Search giant Google has announced that it is offering adventurous hackers a $2.7m (£1.6m) bounty if they can successfully expose flaws in the source code behind its Chrome operating system and internet browser.
In an event called ‘Pwnium 4’, Google has specified that attacks, if they are to be eligible for the cash prize, have to be triggered remotely using a Chromebook to visit – and partially take over – a website.
Google has stated that it will give $150,000 (£90,000) to anyone who is able to highlight a vulnerability.
While hackers will have the chance to snatch up a number of smaller rewards for partial exposures, the Californian company confirmed that significantly larger cash prizes will be issued for “particularly impressive or surprising” exploits.
The rewards are set to be given on a first-come, first-served basis until the $2.7m set aside especially for the competition has run out.
The contest is scheduled to take place at the Vancouver CanSecWest conference in March.
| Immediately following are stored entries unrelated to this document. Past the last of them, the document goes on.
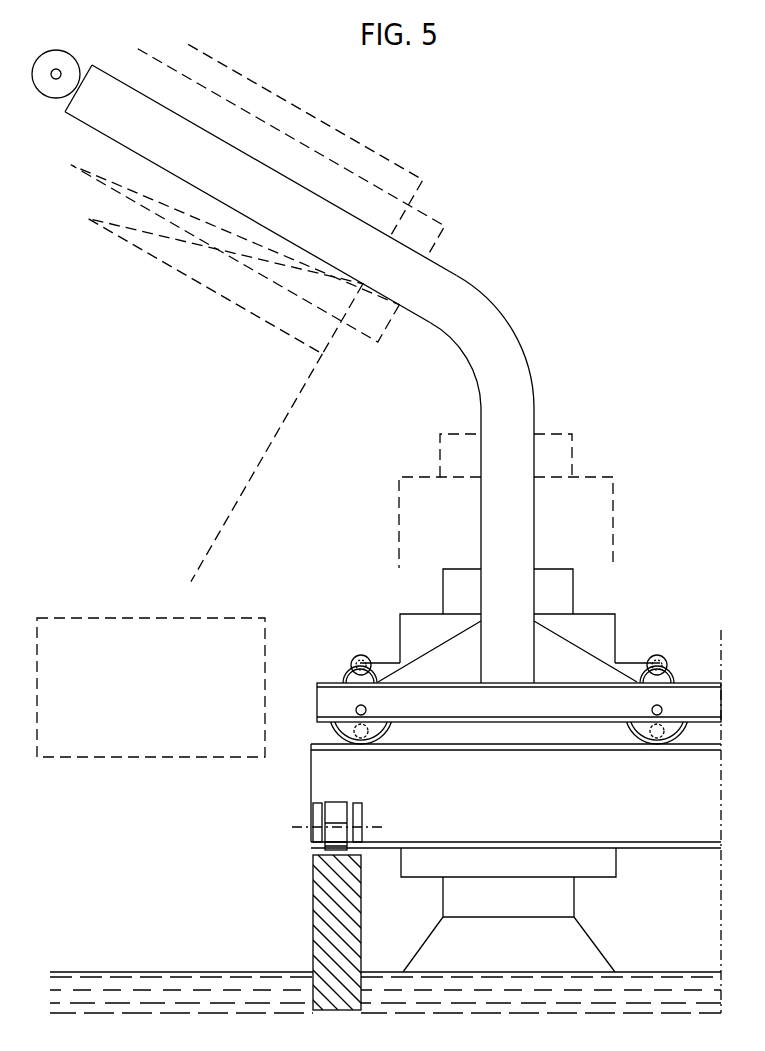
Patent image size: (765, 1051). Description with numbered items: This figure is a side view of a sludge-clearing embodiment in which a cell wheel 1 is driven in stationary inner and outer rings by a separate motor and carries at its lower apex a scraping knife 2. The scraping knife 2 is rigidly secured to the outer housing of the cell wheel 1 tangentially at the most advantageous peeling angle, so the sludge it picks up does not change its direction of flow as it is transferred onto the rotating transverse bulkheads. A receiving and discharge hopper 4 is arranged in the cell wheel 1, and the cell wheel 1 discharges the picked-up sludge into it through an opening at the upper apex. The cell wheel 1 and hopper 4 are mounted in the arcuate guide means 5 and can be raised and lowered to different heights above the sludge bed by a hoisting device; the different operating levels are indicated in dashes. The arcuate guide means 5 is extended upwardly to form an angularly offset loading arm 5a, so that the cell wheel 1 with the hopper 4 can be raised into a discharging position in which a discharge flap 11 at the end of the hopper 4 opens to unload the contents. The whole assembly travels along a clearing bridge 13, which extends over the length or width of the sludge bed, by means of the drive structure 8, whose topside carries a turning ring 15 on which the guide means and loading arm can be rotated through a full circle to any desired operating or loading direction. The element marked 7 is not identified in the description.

The cell wheel 1 is at (345, 138).
The scraping knife 2 is at (587, 955).
The receiving and discharge hopper 4 is at (420, 238).
The arcuate guide means 5 is at (513, 413).
The loading arm 5a is at (99, 80).
The control unit 7 is at (156, 694).
The drive structure 8 is at (673, 708).
The discharge flap 11 is at (235, 510).
The clearing bridge 13 is at (310, 788).
The turning ring 15 is at (386, 670).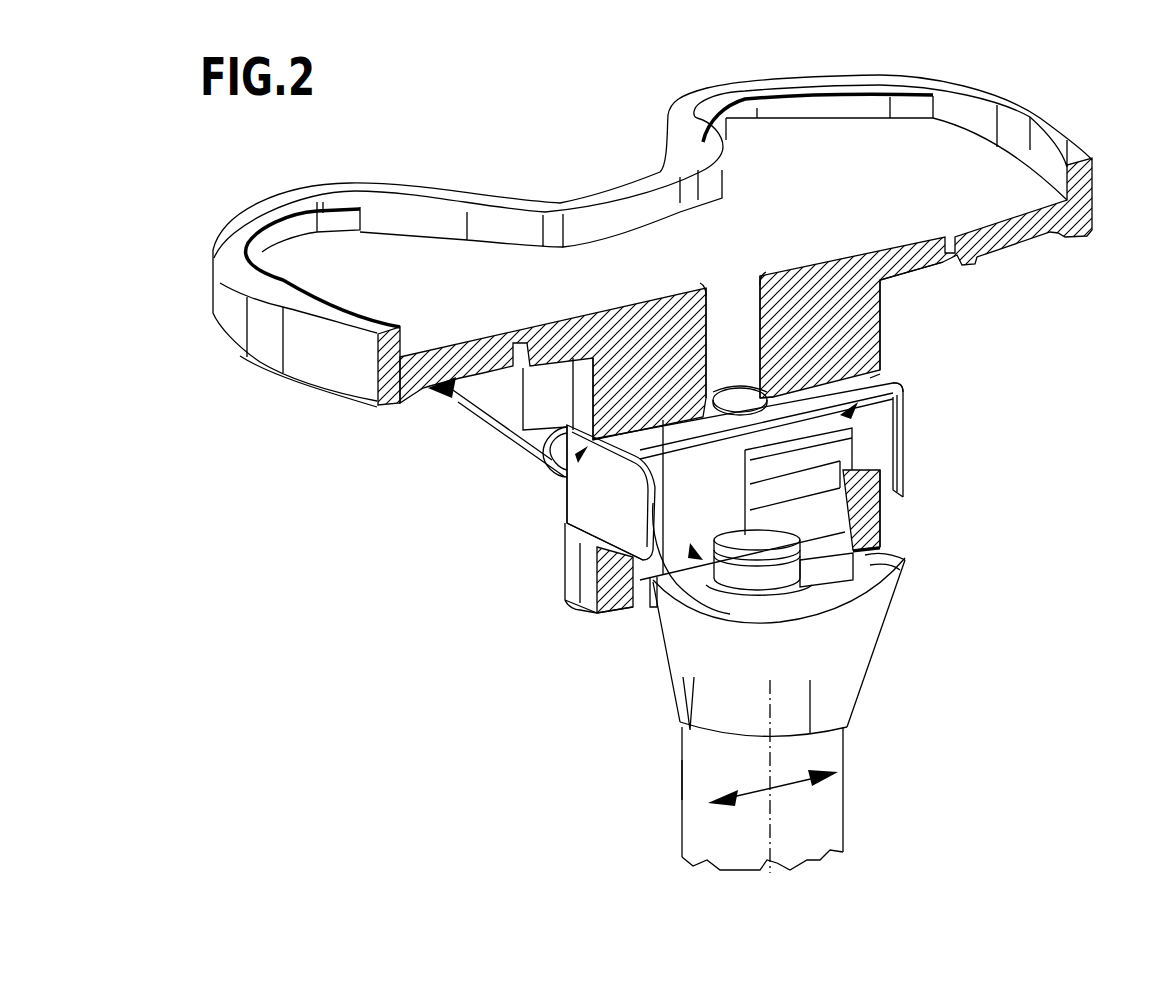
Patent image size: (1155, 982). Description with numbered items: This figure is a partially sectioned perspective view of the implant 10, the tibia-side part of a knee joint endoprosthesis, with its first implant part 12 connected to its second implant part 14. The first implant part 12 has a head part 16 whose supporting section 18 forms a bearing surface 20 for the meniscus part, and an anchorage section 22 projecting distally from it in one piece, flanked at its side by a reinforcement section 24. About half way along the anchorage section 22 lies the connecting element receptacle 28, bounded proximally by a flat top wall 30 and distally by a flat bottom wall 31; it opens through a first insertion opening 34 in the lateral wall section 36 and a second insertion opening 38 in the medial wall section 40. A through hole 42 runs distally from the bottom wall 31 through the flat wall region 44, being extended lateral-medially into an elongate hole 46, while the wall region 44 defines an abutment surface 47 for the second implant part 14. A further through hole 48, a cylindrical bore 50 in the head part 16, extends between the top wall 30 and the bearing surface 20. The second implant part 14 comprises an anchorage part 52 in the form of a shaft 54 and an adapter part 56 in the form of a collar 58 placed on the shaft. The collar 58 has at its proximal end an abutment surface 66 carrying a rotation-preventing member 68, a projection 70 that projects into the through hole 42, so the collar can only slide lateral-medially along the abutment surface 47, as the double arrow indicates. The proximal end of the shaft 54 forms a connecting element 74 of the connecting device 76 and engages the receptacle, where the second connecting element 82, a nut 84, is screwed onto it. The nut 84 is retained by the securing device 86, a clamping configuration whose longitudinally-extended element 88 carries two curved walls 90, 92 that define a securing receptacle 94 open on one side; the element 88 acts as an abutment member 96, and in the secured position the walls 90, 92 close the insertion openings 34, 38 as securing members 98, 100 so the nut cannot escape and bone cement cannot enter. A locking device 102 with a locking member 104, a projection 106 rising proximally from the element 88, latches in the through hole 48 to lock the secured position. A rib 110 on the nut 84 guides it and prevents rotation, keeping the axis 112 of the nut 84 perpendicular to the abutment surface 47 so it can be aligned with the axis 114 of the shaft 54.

For companies with a strong search engine optimisation strategy in place, a strengthening of any of the most widely used internet browsers can only be a good thing.
Statistics compiled by W3Schools.com show that today, Chrome comfortably retains the number one spot among the biggest internet browsers. The data reveals that Chrome overtook Firefox to the number one spot in March 2012, and has since then gradually increased its market share.
In December last year, 55.8% of users accessed the web using Chrome, while 26.8% used Firefox and 9.0% used Internet Explorer.